Color-blind-friendly palettes can be defined and assigned to the above options as follows:
cbPalette <- c("#E69F00", "#56B4E9", "#009E73", "#999999", "#F0E442", "#0072B2", "#D55E00", "#CC79A7")
bicPlotColors <- mclust.options("bicPlotColors")
bicPlotColors[1:14] <- c(cbPalette, cbPalette[1:6])
mclust.options("bicPlotColors" = bicPlotColors)
mclust.options("classPlotColors" = cbPalette)
clPairs(iris[,-5], iris$Species)
mod <- Mclust(iris[,-5])
plot(mod, what = "BIC")
plot(mod, what = "classification")
The above color definitions are adapted from http://www.cookbook-r.com/Graphs/Colors_(ggplot2)/, but users can easily define their own palettes if needed.

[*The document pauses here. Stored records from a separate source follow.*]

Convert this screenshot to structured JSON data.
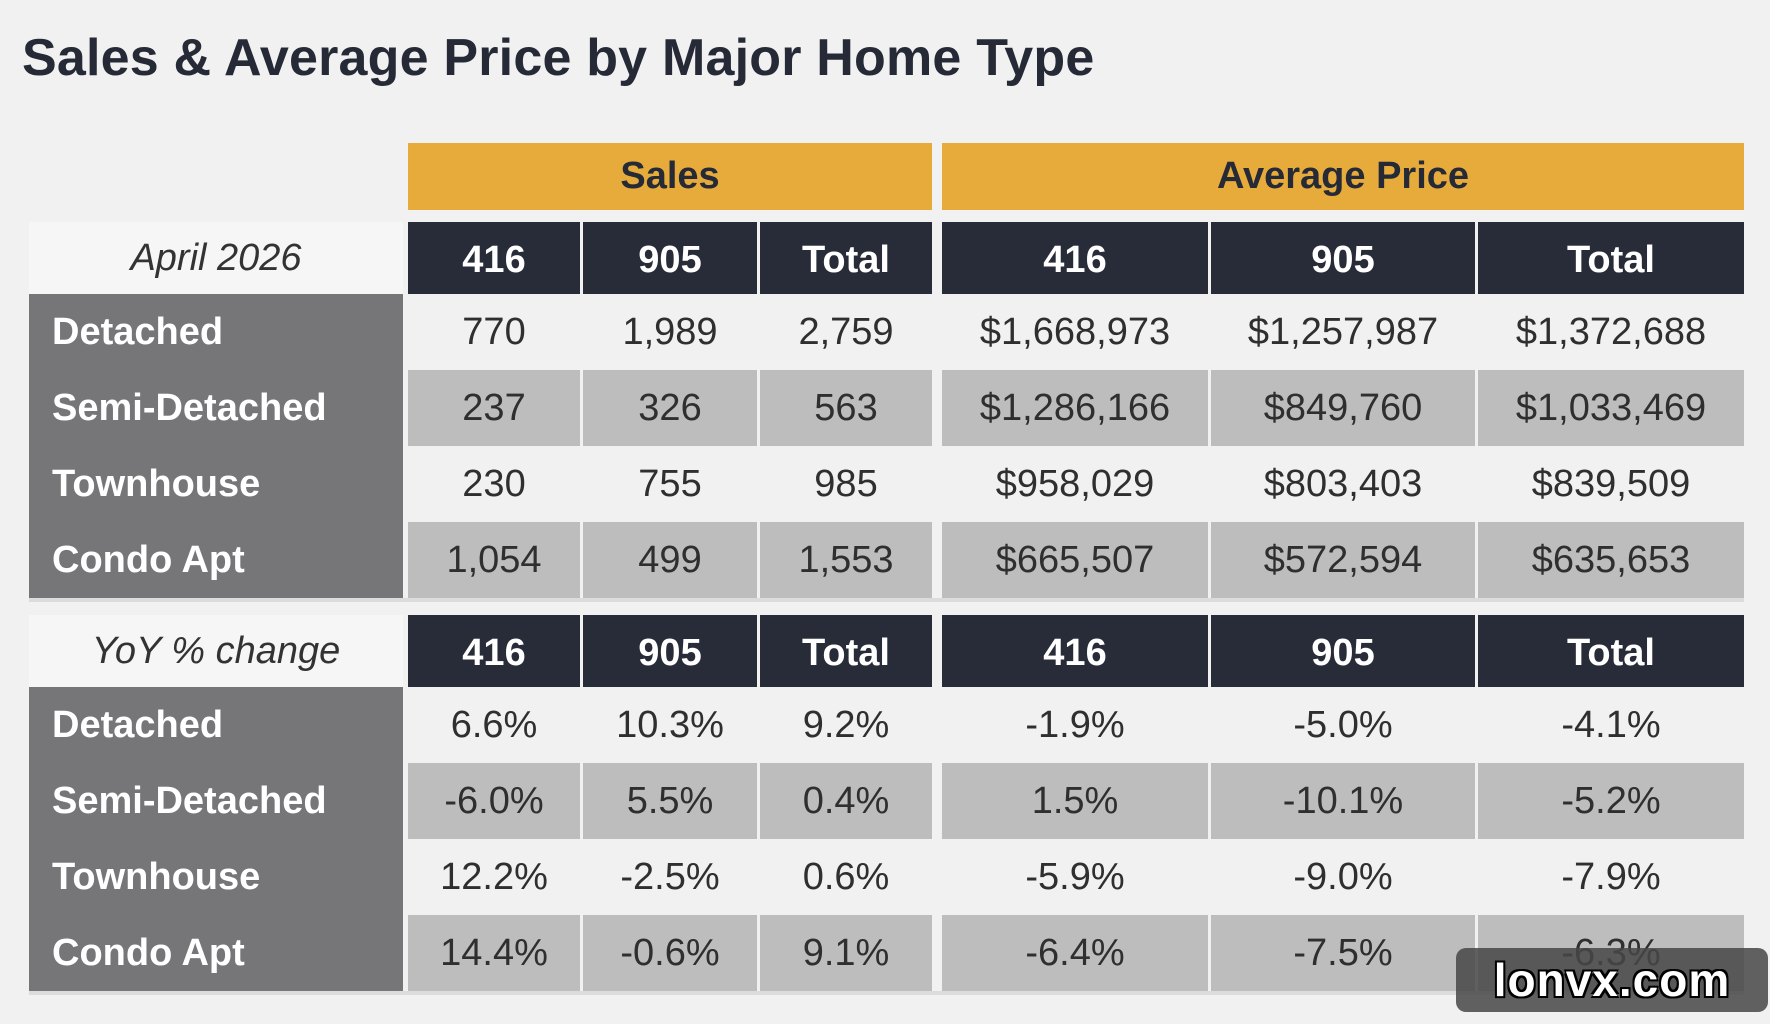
{
  "title": "Sales & Average Price by Major Home Type",
  "chart_data": {
    "type": "table",
    "title": "Sales & Average Price by Major Home Type",
    "group_headers": [
      "Sales",
      "Average Price"
    ],
    "column_headers": [
      "416",
      "905",
      "Total",
      "416",
      "905",
      "Total"
    ],
    "tables": [
      {
        "corner": "April 2026",
        "rows": [
          {
            "label": "Detached",
            "values": [
              "770",
              "1,989",
              "2,759",
              "$1,668,973",
              "$1,257,987",
              "$1,372,688"
            ]
          },
          {
            "label": "Semi-Detached",
            "values": [
              "237",
              "326",
              "563",
              "$1,286,166",
              "$849,760",
              "$1,033,469"
            ]
          },
          {
            "label": "Townhouse",
            "values": [
              "230",
              "755",
              "985",
              "$958,029",
              "$803,403",
              "$839,509"
            ]
          },
          {
            "label": "Condo Apt",
            "values": [
              "1,054",
              "499",
              "1,553",
              "$665,507",
              "$572,594",
              "$635,653"
            ]
          }
        ]
      },
      {
        "corner": "YoY % change",
        "rows": [
          {
            "label": "Detached",
            "values": [
              "6.6%",
              "10.3%",
              "9.2%",
              "-1.9%",
              "-5.0%",
              "-4.1%"
            ]
          },
          {
            "label": "Semi-Detached",
            "values": [
              "-6.0%",
              "5.5%",
              "0.4%",
              "1.5%",
              "-10.1%",
              "-5.2%"
            ]
          },
          {
            "label": "Townhouse",
            "values": [
              "12.2%",
              "-2.5%",
              "0.6%",
              "-5.9%",
              "-9.0%",
              "-7.9%"
            ]
          },
          {
            "label": "Condo Apt",
            "values": [
              "14.4%",
              "-0.6%",
              "9.1%",
              "-6.4%",
              "-7.5%",
              "-6.3%"
            ]
          }
        ]
      }
    ]
  },
  "watermark": "lonvx.com",
  "colors": {
    "gold": "#e7ab3c",
    "header_dark": "#282c38",
    "row_label": "#767679",
    "cell_light": "#f1f1f1",
    "cell_dark": "#bdbdbd"
  }
}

Scrucca L., Fop M., Murphy T. B. and Raftery A. E. (2016) mclust 5: clustering, classification and density estimation using Gaussian finite mixture models, The R Journal, 8/1, pp. 205-233. https://journal.r-project.org/archive/2016/RJ-2016-021/RJ-2016-021.pdf
Fraley C. and Raftery A. E. (2002) Model-based clustering, discriminant analysis and density estimation, Journal of the American Statistical Association, 97/458, pp. 611-631.
Fraley C., Raftery A. E., Murphy T. B. and Scrucca L. (2012) mclust Version 4 for R: Normal Mixture Modeling for Model-Based Clustering, Classification, and Density Estimation. Technical Report No. 597, Department of Statistics, University of Washington.